The only way to retain data that's not suitable for migration is to archive it, but MacDougall says that not all businesses have an archiving solution, which is why they try to include all of their data in a data migration project. "However, when it comes down to the key question of what data is required to drive your business processes going forward, data that ought to be archived won't qualify for migration. There's no point in cluttering the new system with data that ought to be archived. Yet data that isn't needed on the new target system can't just be disposed of, it needs to be stored somewhere. The business's archiving strategy has a clear impact on data migration, even though most businesses might not think so at the outset."
One of the most important things when doing the migration, according to MacDougall, is to ensure that you trigger the business logic when storing the new data in the target system. "You can't bypass the business logic layers because the data that you store there might look fine, but as soon as you start trying to process it, applications won't work properly because the data might not comply with the necessary requirements. It's best to use an application program interface (API) that will trigger the business logic and make sure all the data is accessible and available as and when needed.
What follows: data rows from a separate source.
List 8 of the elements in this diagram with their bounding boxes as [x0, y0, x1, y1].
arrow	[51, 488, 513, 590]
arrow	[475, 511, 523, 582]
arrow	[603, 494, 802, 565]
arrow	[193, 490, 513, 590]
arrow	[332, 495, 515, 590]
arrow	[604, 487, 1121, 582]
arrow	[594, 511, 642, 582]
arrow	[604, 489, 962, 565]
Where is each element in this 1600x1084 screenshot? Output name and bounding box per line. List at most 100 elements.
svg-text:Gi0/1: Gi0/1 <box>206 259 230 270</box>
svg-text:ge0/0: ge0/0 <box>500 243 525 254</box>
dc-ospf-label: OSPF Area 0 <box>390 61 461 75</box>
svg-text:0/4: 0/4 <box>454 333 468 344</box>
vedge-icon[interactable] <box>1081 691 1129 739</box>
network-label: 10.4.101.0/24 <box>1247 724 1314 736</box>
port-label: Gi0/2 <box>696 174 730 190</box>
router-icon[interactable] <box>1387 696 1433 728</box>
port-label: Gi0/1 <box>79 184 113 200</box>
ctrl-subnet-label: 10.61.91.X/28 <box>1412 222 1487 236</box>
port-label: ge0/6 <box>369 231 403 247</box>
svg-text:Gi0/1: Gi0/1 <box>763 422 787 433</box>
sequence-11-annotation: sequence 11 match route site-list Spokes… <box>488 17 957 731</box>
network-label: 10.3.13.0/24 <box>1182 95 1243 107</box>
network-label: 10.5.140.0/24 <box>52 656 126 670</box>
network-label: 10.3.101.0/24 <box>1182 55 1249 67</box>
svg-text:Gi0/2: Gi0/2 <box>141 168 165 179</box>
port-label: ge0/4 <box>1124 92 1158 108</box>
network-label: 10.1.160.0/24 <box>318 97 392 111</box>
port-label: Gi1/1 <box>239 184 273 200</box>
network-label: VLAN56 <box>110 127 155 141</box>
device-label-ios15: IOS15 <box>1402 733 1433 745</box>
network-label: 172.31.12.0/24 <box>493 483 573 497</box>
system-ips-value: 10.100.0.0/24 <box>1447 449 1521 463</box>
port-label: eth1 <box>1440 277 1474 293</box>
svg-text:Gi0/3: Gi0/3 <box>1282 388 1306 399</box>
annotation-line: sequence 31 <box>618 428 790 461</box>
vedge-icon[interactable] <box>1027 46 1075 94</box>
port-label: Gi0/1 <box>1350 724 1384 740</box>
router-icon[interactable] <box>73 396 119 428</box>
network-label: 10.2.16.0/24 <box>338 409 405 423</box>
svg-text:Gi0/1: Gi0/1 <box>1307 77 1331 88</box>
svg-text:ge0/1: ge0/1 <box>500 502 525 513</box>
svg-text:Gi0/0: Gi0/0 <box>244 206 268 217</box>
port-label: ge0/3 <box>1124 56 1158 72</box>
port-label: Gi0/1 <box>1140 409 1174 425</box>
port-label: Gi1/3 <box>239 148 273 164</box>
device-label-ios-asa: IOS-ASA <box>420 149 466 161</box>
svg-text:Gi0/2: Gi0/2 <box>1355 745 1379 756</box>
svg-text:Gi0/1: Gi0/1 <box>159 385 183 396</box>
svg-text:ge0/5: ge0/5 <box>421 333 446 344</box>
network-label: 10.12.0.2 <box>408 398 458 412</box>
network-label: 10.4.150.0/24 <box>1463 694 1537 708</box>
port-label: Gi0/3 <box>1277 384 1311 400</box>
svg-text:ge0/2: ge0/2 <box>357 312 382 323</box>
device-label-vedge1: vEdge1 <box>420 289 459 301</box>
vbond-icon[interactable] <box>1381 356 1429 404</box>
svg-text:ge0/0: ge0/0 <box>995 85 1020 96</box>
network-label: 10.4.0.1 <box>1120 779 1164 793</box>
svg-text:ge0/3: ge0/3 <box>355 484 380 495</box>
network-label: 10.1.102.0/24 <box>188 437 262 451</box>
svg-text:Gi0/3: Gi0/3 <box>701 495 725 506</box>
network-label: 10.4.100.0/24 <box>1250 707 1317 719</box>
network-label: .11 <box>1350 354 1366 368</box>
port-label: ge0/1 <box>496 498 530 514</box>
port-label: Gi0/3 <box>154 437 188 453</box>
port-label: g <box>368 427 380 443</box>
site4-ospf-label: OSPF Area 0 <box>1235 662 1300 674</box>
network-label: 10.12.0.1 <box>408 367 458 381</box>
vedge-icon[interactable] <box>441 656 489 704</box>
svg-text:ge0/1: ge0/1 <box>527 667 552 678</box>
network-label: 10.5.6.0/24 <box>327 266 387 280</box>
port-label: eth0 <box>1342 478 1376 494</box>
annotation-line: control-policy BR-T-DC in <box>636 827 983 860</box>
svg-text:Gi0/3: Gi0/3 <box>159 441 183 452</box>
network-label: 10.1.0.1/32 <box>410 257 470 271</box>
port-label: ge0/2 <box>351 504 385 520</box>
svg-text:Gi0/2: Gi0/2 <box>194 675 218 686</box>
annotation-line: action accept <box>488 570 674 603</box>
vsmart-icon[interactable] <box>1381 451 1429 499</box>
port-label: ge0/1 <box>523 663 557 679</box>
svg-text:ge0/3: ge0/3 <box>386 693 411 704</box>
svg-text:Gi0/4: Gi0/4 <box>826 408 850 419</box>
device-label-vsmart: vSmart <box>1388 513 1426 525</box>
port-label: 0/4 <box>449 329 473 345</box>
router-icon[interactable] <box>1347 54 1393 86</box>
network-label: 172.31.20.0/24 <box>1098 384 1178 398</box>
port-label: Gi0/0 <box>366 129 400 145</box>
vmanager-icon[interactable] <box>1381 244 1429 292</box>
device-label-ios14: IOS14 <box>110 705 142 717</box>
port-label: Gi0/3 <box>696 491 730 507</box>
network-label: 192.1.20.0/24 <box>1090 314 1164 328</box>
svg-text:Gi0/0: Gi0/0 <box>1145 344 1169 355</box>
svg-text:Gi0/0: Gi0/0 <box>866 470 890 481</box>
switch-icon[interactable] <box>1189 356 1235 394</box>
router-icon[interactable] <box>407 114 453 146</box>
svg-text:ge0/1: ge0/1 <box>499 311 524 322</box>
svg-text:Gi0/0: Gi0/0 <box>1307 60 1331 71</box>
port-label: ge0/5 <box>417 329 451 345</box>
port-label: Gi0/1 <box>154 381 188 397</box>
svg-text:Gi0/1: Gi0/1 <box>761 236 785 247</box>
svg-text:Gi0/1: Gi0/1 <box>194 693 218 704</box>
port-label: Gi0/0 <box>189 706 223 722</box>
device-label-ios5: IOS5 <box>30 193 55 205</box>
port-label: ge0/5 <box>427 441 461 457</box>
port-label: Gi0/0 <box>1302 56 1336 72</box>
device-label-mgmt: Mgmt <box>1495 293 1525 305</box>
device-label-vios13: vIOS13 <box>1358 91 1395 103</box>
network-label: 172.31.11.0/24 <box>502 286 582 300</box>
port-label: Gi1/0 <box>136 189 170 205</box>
All of the data must go through a validation process via your business logic layer; you can't just copy data directly onto the database."
He's a firm advocate of automating as much of the migration as possible, with the least possible degree of human intervention, in order to ensure consistency and limit potential errors being introduced into what is a very complex process. This applies to job submissions, sequencing and error checking as automating as much as possible will yield greater consistency.
Finally, MacDougall emphasises the need to test at every stage in the process, as well as outlining the importance of carrying out a full dry run, where you run the full suite of batch jobs against the migrated data to highlight any deficiency.
"Testing is not just about eyeballing the data and saying that it looks okay. You must be able to transact against that data both online and as a batch. You need a comprehensive dry run before you can say it's successful and go live. This may sound basic and rudimentary, and you wonder why people don't do it, but often people don't do batch testing.
"If you adhere to the basics of planning ahead, only taking what's needed, automating as much as possible and testing throughout, going live should be a mere formality," he concludes.